Using a weighted snatch hook and a heavy rod and reel, Jack began casting over and past the reptile, attempting to snatch the hooks into it and reel it in.

“He went down three times, but I got him on the third cast,” Jack said. “There really wasn’t much to it after that except to get him to the boat and find out later on if we had the right one, because there were several gators in there.”

Jack performed a necropsy with WRD and SCMPD representatives on hand, and the stomach contents confirmed that the 8-footer was the cause of Williams’ death.

“There were four more gators in there that the folks wanted out, and I’ve removed two 7-footers and a 5-footer since,” Jack said. “There’s one more there that I know of, but I haven’t been able to catch it just yet.”

As with almost any area around Savannah, Skidaway Island’s ponds have their share of alligators.

“We have frequent sightings, but attacks are extremely uncommon,” Sgt. Wilson said.

“Most of the people who live out there at the Landings and other such communities on the coast are well aware of the wildlife around them and are cautious in their dealings with them,” he said. “This is an anomaly, just one of those unfortunate incidents that no one could foresee happening. I’m just glad we could quickly identify and remove an aggressive animal out of that area.”

Jack Douglas has caught thousands of alligators in the years he has been trapping, but says he has never experienced anything like this.

“I’m just extremely sorry for the family, and I’m glad it’s over,” said Jack. “It’s got to be a tough ordeal for them, because it has been tough for me. Nobody will ever really know exactly how it happened, but it just keeps flashing back in my mind how it could have been. Maybe if somebody had just been close by and able to help, everything would have turned out differently.”

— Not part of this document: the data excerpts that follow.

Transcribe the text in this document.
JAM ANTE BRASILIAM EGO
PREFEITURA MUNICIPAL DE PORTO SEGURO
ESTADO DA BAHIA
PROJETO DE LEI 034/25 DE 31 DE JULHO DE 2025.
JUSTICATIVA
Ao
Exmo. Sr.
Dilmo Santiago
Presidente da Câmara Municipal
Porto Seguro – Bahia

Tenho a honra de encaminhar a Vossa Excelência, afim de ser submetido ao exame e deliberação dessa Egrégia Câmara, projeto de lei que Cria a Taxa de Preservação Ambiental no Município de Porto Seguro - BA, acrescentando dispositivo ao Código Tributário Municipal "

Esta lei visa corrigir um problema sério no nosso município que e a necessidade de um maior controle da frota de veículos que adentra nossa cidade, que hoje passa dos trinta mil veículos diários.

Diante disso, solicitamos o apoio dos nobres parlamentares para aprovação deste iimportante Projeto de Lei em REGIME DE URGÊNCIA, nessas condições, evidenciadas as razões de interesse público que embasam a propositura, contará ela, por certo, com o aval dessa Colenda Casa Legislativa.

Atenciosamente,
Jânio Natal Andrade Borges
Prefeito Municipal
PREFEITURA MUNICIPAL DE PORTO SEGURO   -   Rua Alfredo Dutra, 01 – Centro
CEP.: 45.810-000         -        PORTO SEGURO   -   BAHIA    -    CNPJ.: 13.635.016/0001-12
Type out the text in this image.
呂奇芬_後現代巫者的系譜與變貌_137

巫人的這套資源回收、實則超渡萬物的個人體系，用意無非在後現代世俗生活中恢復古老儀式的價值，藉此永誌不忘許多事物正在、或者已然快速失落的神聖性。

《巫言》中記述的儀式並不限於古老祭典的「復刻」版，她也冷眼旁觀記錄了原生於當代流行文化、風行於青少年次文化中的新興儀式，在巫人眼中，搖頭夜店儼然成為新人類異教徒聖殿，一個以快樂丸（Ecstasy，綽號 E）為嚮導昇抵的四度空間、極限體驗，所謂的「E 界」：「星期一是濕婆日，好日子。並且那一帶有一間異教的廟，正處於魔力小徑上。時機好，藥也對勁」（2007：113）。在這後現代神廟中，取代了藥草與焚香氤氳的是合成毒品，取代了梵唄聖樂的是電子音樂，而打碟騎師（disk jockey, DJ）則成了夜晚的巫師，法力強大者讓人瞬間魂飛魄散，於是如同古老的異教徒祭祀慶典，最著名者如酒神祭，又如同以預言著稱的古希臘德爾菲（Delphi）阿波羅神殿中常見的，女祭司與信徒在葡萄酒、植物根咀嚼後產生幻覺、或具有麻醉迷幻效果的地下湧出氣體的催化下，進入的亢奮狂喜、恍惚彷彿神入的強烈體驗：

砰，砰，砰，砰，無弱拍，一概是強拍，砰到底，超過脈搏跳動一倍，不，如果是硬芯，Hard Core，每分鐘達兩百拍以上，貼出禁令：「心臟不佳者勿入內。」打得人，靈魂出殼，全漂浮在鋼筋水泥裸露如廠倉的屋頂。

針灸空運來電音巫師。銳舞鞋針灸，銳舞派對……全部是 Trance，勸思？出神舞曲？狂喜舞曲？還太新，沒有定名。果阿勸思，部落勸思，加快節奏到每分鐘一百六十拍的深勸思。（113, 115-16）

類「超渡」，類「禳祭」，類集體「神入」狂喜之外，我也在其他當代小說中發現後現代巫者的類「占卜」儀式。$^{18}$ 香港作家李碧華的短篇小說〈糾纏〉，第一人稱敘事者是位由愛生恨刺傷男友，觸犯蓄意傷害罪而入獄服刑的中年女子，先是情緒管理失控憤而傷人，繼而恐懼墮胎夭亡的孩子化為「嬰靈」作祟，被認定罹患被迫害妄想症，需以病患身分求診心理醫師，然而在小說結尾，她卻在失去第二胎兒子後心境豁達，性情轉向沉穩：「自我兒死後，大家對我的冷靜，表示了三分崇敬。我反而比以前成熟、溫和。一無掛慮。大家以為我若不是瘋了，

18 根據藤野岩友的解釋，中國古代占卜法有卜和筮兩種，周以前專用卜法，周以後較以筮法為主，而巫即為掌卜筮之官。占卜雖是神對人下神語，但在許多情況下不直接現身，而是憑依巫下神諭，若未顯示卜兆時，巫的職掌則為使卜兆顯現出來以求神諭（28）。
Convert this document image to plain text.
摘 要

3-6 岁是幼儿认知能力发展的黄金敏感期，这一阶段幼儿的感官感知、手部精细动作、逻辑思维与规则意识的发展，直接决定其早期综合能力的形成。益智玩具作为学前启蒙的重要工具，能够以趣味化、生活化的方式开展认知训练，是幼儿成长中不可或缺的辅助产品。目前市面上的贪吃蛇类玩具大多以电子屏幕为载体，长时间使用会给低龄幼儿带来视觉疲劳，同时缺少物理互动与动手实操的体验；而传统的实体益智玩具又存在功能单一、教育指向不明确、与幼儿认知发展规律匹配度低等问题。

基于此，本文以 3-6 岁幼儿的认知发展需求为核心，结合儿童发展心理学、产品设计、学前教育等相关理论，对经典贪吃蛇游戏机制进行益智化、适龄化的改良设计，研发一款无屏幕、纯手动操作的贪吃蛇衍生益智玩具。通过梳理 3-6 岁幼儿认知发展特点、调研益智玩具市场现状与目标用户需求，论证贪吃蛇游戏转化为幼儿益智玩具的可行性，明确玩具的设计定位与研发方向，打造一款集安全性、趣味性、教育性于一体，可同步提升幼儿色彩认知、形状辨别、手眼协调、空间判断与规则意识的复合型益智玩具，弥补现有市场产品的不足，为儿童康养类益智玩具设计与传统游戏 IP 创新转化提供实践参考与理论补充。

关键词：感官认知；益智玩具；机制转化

According to WRD spokesperson Melissa Cummings, since 1980, when WRD began keeping records of gator attacks, this is only the eighth recorded attack, and the first fatal one.

One of the more dramatic attacks occurred on June 1994, when a WRD biologist on Ossabaw Island was attacked by a 10-foot gator while he was giving a talk about gators to a group of Boy Scouts. In that incident, biologist Steve Kyle was kneeling by the pond when the gator surged out of the water. Steve instinctively put his right arm out to fend off the animal, and his right arm disappeared into the animal’s mouth up to his elbow.

Steve immediately grabbed the gator’s tongue, and he began to gouge at the gator’s eyes with his other hand. The gator let go, but then snapped its jaws shut on his arm below the elbow.

The 300-lb. gator attempted to drag Steve into the pond, but Steve was strong enough to hold his ground, and continue to gouge the gator’s eyes until the gator turned him loose. Steve was treated and returned to work that day.